My brother and I don't agree about certain things in
life, but when it comes to Donald Fagen's 1982 classic we're both in accord.
Without doubt, it's the best solo album every recorded by a white Jewish member
of a recording duo with an passion for jazz and black music.
By 1982, Steely
Dan's time was up. And then there were two had become and then there
were none. Two years before, the duo of Fagen and Walter Becker had
released Gaucho, almost my favourite of the albums they'd released thus
far during the course of roughly a decade. it sold well enough, but reviews
were mixed and it seemed that Steely Dan were a spent force. Donald Fagen then
went on to demonstrate that he could do it just as well (if not better) as one
by writing similarly impenetrable catchy songs and hiring the best session
musicians to play them.
No. In fact, the
eight songs on the album are actually rather more penetrable than Steely Dan's
customary obtuse, enigmatic affairs. There's a remarkably transparent note from
the author on the inner sleeve that 'the songs on this album represent certain
fantasies that might have been entertained by a young man growing up in the
remote suburbs of a northeastern city during the late fifties and early
sixties, i.e., one of my general height, weight and build'. And it's
appropriate that Fagen chose to resurrect a gorgeous Lieber and Stoller song
for the Drifters about yearning for a probably unobtainable member of the opposite
sex. 'Ruby Ruby when will you be mine?'
He does the jaunty
original thorough justice and his own songs, 'Green Flower Street', 'Maxine',
'New Frontier' and 'Walk Between the Raindrops', speak of similar amorous
concerns, but with the hindsight of adult maturity. Fagen always had a great
way with an image and both songs are full of little gems like 'While the world
is sleeping/We meet at Lincoln Mall', 'There where neon bends in daylight sky/
In that sunny room she soothes me/Cools me with her fan' and ''That happy day
we'll find each other on that Florida shore/ You'll open your umbrella/And
we'll walk between the raindrops back to your door'.
'New Frontier'
opens the second side and it's a particular favourite for the intensity of the future
songwriter's cherche for la femme. I recognise the awkward ardour
of his come-on lines: 'Have you got a steady boyfriend/ Cause honey I've been
watching you/I hear you're mad about Brubeck/I like your eyes I like him too'.

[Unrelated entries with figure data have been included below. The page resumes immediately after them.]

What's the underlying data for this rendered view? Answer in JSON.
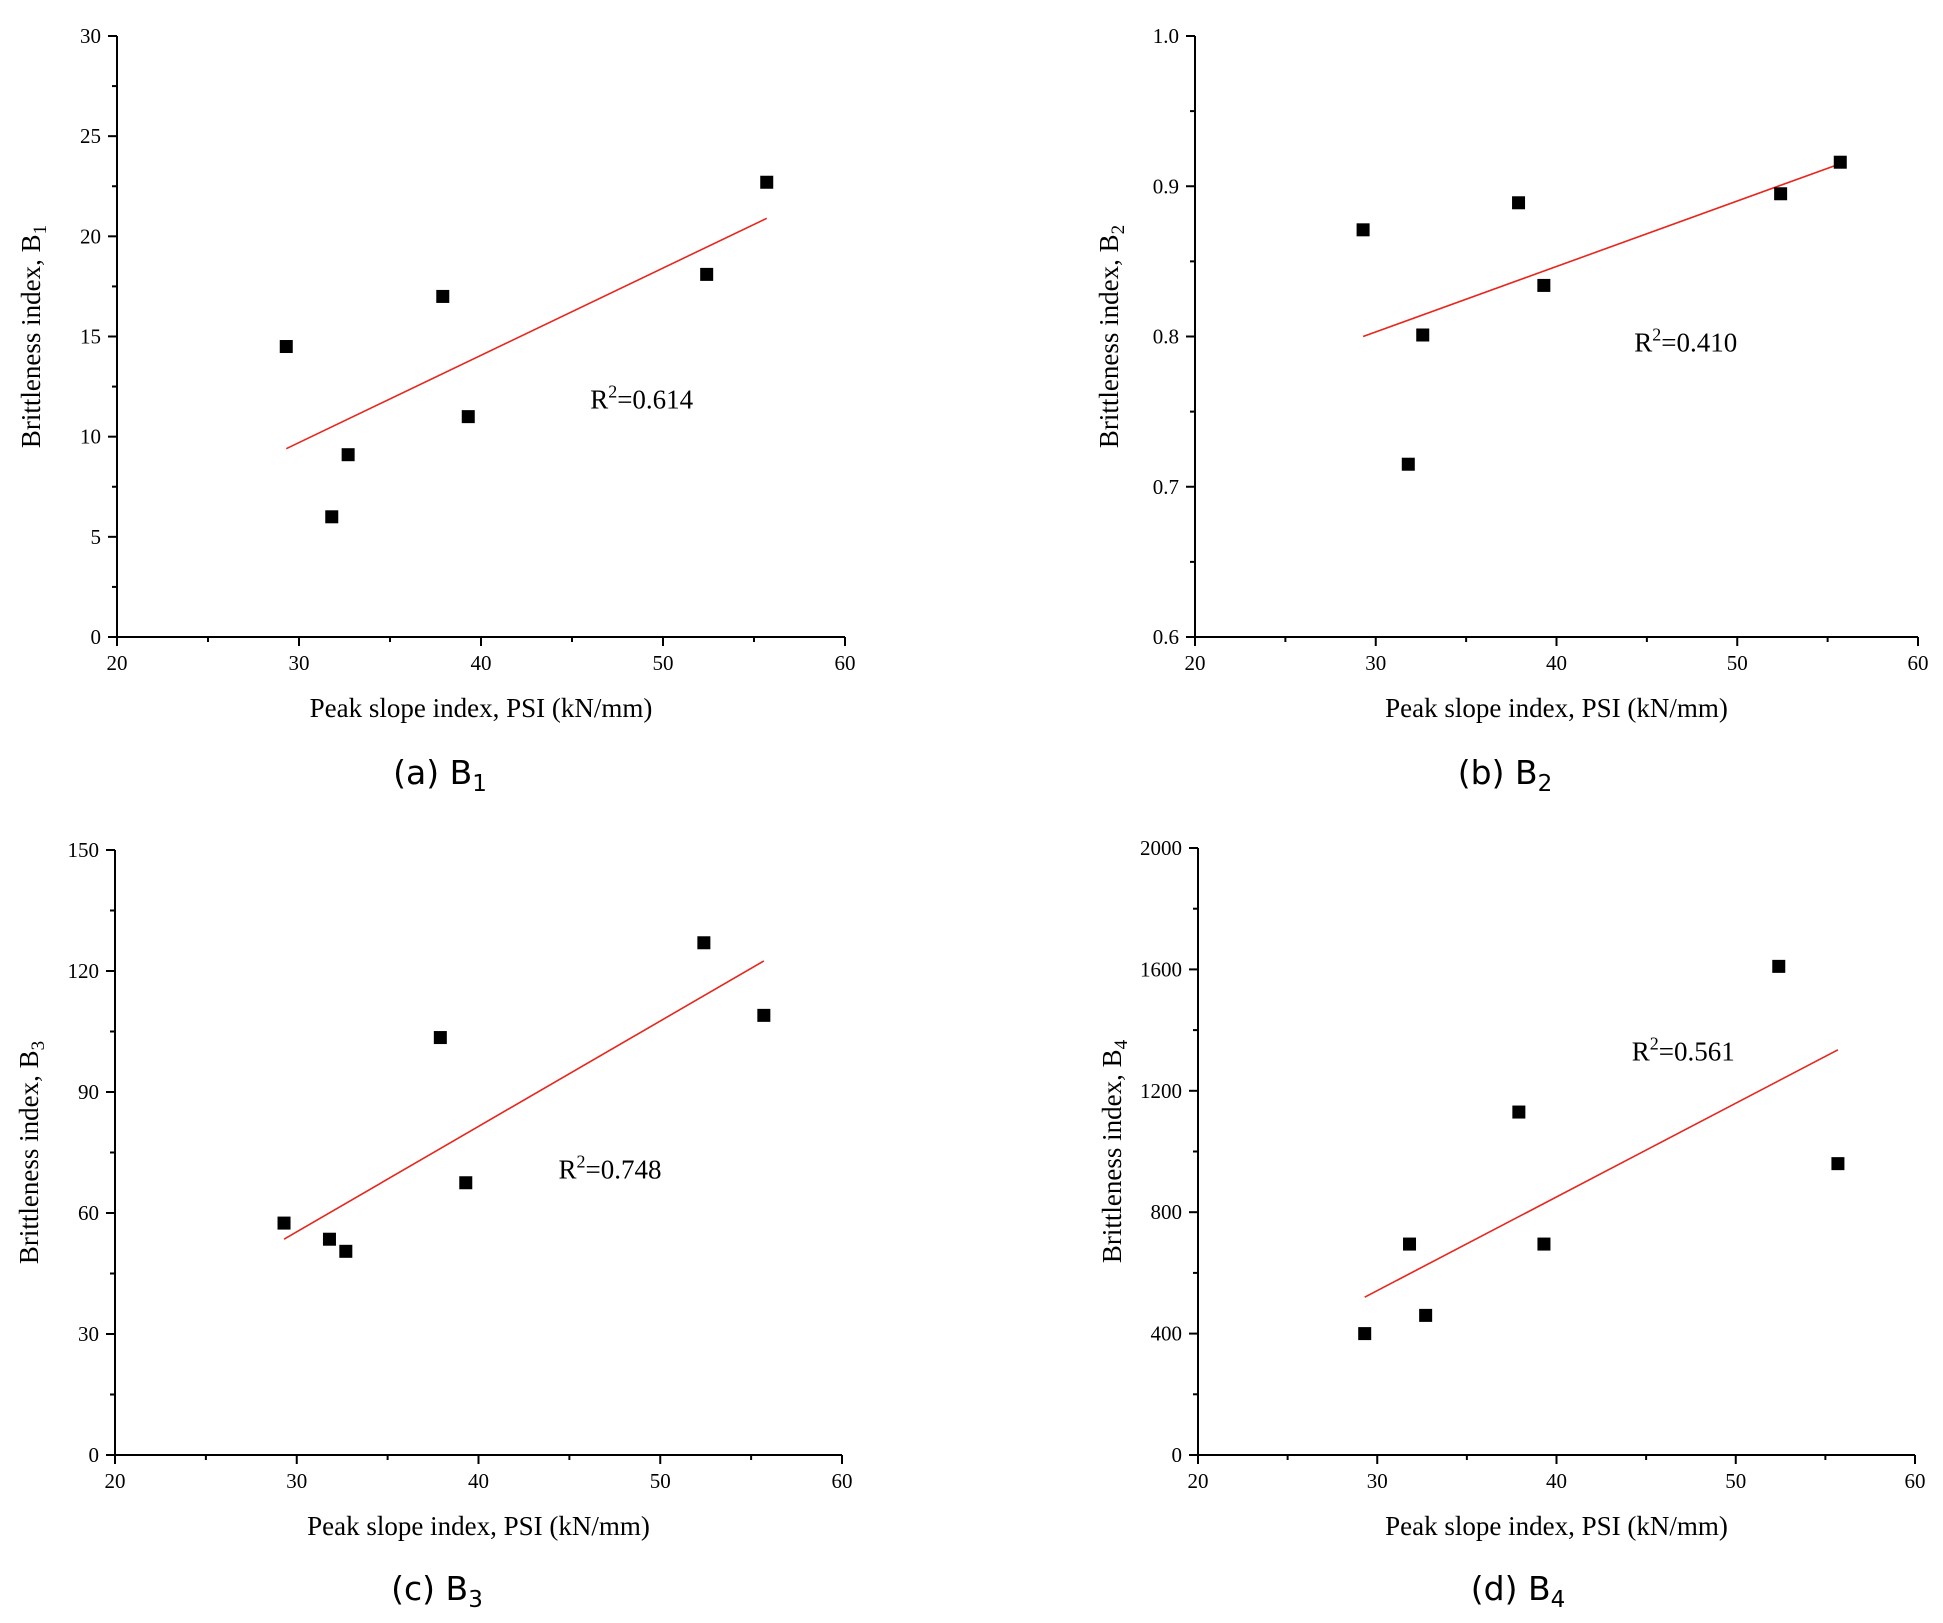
{
  "chart_data": [
    {
      "type": "scatter",
      "panel": "a",
      "caption": "(a) B",
      "caption_sub": "1",
      "xlabel": "Peak slope index, PSI (kN/mm)",
      "ylabel": "Brittleness index, B",
      "ylabel_sub": "1",
      "xlim": [
        20,
        60
      ],
      "ylim": [
        0,
        30
      ],
      "xticks": [
        20,
        30,
        40,
        50,
        60
      ],
      "yticks": [
        0,
        5,
        10,
        15,
        20,
        25,
        30
      ],
      "ytick_labels": [
        "0",
        "5",
        "10",
        "15",
        "20",
        "25",
        "30"
      ],
      "x": [
        29.3,
        31.8,
        32.7,
        37.9,
        39.3,
        52.4,
        55.7
      ],
      "y": [
        14.5,
        6.0,
        9.1,
        17.0,
        11.0,
        18.1,
        22.7
      ],
      "fit": {
        "x": [
          29.3,
          55.7
        ],
        "y": [
          9.4,
          20.9
        ]
      },
      "r2_base": "R",
      "r2_sup": "2",
      "r2_value": "=0.614",
      "r2_at": [
        46.0,
        11.4
      ]
    },
    {
      "type": "scatter",
      "panel": "b",
      "caption": "(b) B",
      "caption_sub": "2",
      "xlabel": "Peak slope index, PSI (kN/mm)",
      "ylabel": "Brittleness index, B",
      "ylabel_sub": "2",
      "xlim": [
        20,
        60
      ],
      "ylim": [
        0.6,
        1.0
      ],
      "xticks": [
        20,
        30,
        40,
        50,
        60
      ],
      "yticks": [
        0.6,
        0.7,
        0.8,
        0.9,
        1.0
      ],
      "ytick_labels": [
        "0.6",
        "0.7",
        "0.8",
        "0.9",
        "1.0"
      ],
      "x": [
        29.3,
        31.8,
        32.6,
        37.9,
        39.3,
        52.4,
        55.7
      ],
      "y": [
        0.871,
        0.715,
        0.801,
        0.889,
        0.834,
        0.895,
        0.916
      ],
      "fit": {
        "x": [
          29.3,
          55.7
        ],
        "y": [
          0.8,
          0.915
        ]
      },
      "r2_base": "R",
      "r2_sup": "2",
      "r2_value": "=0.410",
      "r2_at": [
        44.3,
        0.79
      ]
    },
    {
      "type": "scatter",
      "panel": "c",
      "caption": "(c) B",
      "caption_sub": "3",
      "xlabel": "Peak slope index, PSI (kN/mm)",
      "ylabel": "Brittleness index, B",
      "ylabel_sub": "3",
      "xlim": [
        20,
        60
      ],
      "ylim": [
        0,
        150
      ],
      "xticks": [
        20,
        30,
        40,
        50,
        60
      ],
      "yticks": [
        0,
        30,
        60,
        90,
        120,
        150
      ],
      "ytick_labels": [
        "0",
        "30",
        "60",
        "90",
        "120",
        "150"
      ],
      "x": [
        29.3,
        31.8,
        32.7,
        37.9,
        39.3,
        52.4,
        55.7
      ],
      "y": [
        57.5,
        53.5,
        50.5,
        103.5,
        67.5,
        127.0,
        109.0
      ],
      "fit": {
        "x": [
          29.3,
          55.7
        ],
        "y": [
          53.5,
          122.5
        ]
      },
      "r2_base": "R",
      "r2_sup": "2",
      "r2_value": "=0.748",
      "r2_at": [
        44.4,
        68.5
      ]
    },
    {
      "type": "scatter",
      "panel": "d",
      "caption": "(d) B",
      "caption_sub": "4",
      "xlabel": "Peak slope index, PSI (kN/mm)",
      "ylabel": "Brittleness index, B",
      "ylabel_sub": "4",
      "xlim": [
        20,
        60
      ],
      "ylim": [
        0,
        2000
      ],
      "xticks": [
        20,
        30,
        40,
        50,
        60
      ],
      "yticks": [
        0,
        400,
        800,
        1200,
        1600,
        2000
      ],
      "ytick_labels": [
        "0",
        "400",
        "800",
        "1200",
        "1600",
        "2000"
      ],
      "x": [
        29.3,
        31.8,
        32.7,
        37.9,
        39.3,
        52.4,
        55.7
      ],
      "y": [
        400,
        695,
        460,
        1130,
        695,
        1610,
        960
      ],
      "fit": {
        "x": [
          29.3,
          55.7
        ],
        "y": [
          520,
          1335
        ]
      },
      "r2_base": "R",
      "r2_sup": "2",
      "r2_value": "=0.561",
      "r2_at": [
        44.2,
        1300
      ]
    }
  ]
}
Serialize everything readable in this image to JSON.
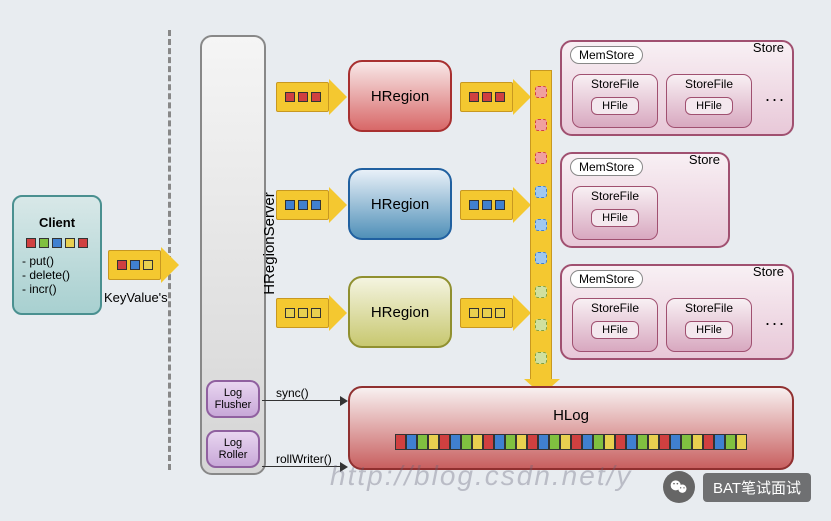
{
  "type": "diagram",
  "client": {
    "title": "Client",
    "methods": [
      "- put()",
      "- delete()",
      "- incr()"
    ],
    "square_colors": [
      "#d04040",
      "#80c040",
      "#4080d0",
      "#e8d050",
      "#d04040"
    ],
    "bg": "#a8d0d0",
    "border": "#4a9090"
  },
  "keyvalue_label": "KeyValue's",
  "dashed_line_color": "#888888",
  "hregionserver": {
    "label": "HRegionServer",
    "bg_top": "#f5f5f5",
    "bg_bot": "#d5d5d5",
    "border": "#888888"
  },
  "log_flusher": "Log\nFlusher",
  "log_roller": "Log\nRoller",
  "log_bg": "#c8a8d8",
  "log_border": "#9060a0",
  "sync_label": "sync()",
  "roll_label": "rollWriter()",
  "hregions": [
    {
      "label": "HRegion",
      "bg_top": "#f8e8e8",
      "bg_bot": "#d86868",
      "border": "#a83030",
      "arrow_squares": [
        "#d04040",
        "#d04040",
        "#d04040"
      ]
    },
    {
      "label": "HRegion",
      "bg_top": "#e8f0f8",
      "bg_bot": "#5090b8",
      "border": "#2060a0",
      "arrow_squares": [
        "#4080d0",
        "#4080d0",
        "#4080d0"
      ]
    },
    {
      "label": "HRegion",
      "bg_top": "#f4f4e0",
      "bg_bot": "#c8c870",
      "border": "#909030",
      "arrow_squares": [
        "#e8d050",
        "#e8d050",
        "#e8d050"
      ]
    }
  ],
  "arrow_color": "#f4c830",
  "arrow_border": "#c89820",
  "client_arrow_squares": [
    "#d04040",
    "#4080d0",
    "#e8d050"
  ],
  "stores": [
    {
      "label": "Store",
      "memstore": "MemStore",
      "storefiles": [
        {
          "label": "StoreFile",
          "hfile": "HFile"
        },
        {
          "label": "StoreFile",
          "hfile": "HFile"
        }
      ],
      "ellipsis": "..."
    },
    {
      "label": "Store",
      "memstore": "MemStore",
      "storefiles": [
        {
          "label": "StoreFile",
          "hfile": "HFile"
        }
      ]
    },
    {
      "label": "Store",
      "memstore": "MemStore",
      "storefiles": [
        {
          "label": "StoreFile",
          "hfile": "HFile"
        },
        {
          "label": "StoreFile",
          "hfile": "HFile"
        }
      ],
      "ellipsis": "..."
    }
  ],
  "store_bg_top": "#f8f0f4",
  "store_bg_bot": "#e8c8d8",
  "store_border": "#a05070",
  "hlog": {
    "title": "HLog",
    "bg_top": "#f8f0f0",
    "bg_bot": "#c86060",
    "border": "#903030",
    "squares": [
      "#d04040",
      "#4080d0",
      "#80c040",
      "#e8d050",
      "#d04040",
      "#4080d0",
      "#80c040",
      "#e8d050",
      "#d04040",
      "#4080d0",
      "#80c040",
      "#e8d050",
      "#d04040",
      "#4080d0",
      "#80c040",
      "#e8d050",
      "#d04040",
      "#4080d0",
      "#80c040",
      "#e8d050",
      "#d04040",
      "#4080d0",
      "#80c040",
      "#e8d050",
      "#d04040",
      "#4080d0",
      "#80c040",
      "#e8d050",
      "#d04040",
      "#4080d0",
      "#80c040",
      "#e8d050"
    ]
  },
  "vertical_blobs": [
    "r",
    "r",
    "r",
    "b",
    "b",
    "b",
    "g",
    "g",
    "g"
  ],
  "watermark_url": "http://blog.csdn.net/y",
  "watermark_badge": "BAT笔试面试"
}
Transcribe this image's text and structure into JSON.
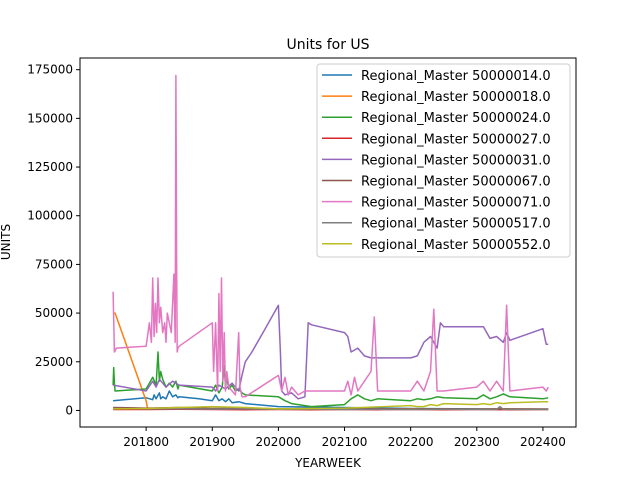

And I revel in the couplet, 'Introduce me to that big blonde/She's got a touch
of Tuesday Weld...' I was too young at the time to be in love with teen
America's sweetheart, but have always loved the name (even if it wasn't her
real one). Reputedly, Stanley Kubrick wanted her for the lead in Lolita,
but Tuesday turned it down by suggesting, 'I didn't have to play it. I was
Lolita'.
I can't speak for Sunken
Condos, his fourth and possibly even final solo album, but perhaps one of
the reasons why The Nightfly works better than the otherwise worthy
successors, Kamakiriad and Morph The Cat, is this unity of theme and
concept. It's easy to grasp and nicely captured by a great cover: Fagen posing
as 'Lester the Nightfly' talking to his nocturnal listeners from 'an
independent station... with jazz and conversation/From the foot of Mt.
Belzoni'. There's a Sonny Rollins album cover sitting artfully with the ashtray
and the open pack of Chesterfields by the retro microphone and the
old-fashioned turntable. It was a time of Fagen's young life, apparently, when he
would take a bus to Manhattan from the New Jersey suburbs to see Rollins and
other jazz giants of the time. The lucky man got to see the holy trinity of
Miles, Mingus and Monk.
Two of the other
numbers on The Nightfly appear to set the time of Donald Fagen's youth
in a wider social and global context. 'The Goodbye Look' seems to be
about the change of regime in Cuba (where 'tonight they're arranging a small
reception just for me/Behind the big casino by the sea'). The horn section on the
opening 'I.G.Y.' exemplifies the kind of musical class on show throughout the
album: the Brecker Brothers plus George Benson and Eddie Palmieri's go-to
baritone saxophonist, Ronnie Cuber, and Carla Bley's trusty trombonist, Dave
Bargeron. Fagen helpfully explains that 'I.G.Y.' stands for International
Geophysical Year, and the song is all about a blithely absurd late '50s vision
of the future. A world where travel takes 'ninety minutes from New York to
Paris', with 'perfect weather for a streamlined world where 'we'll be eternally
free yes and eternally young'. Ah, yes... 'What a beautiful world this'll
be/What a glorious time to be free'. Indeed.
Recording The
Nightfly seems to have been a sunny affair and by all accounts much less
fraught and protracted than Gaucho. There's a lovely happy, lively
quality that makes the first Fagen such an unqualified and lasting success. I
doubt whether before or since, whether with or without Walter Becker, Donald
Fagen achieved what was in his complex mind with such apparent ease and joie de
vivre. I've kept my treasured copy in its cellophane wrapper.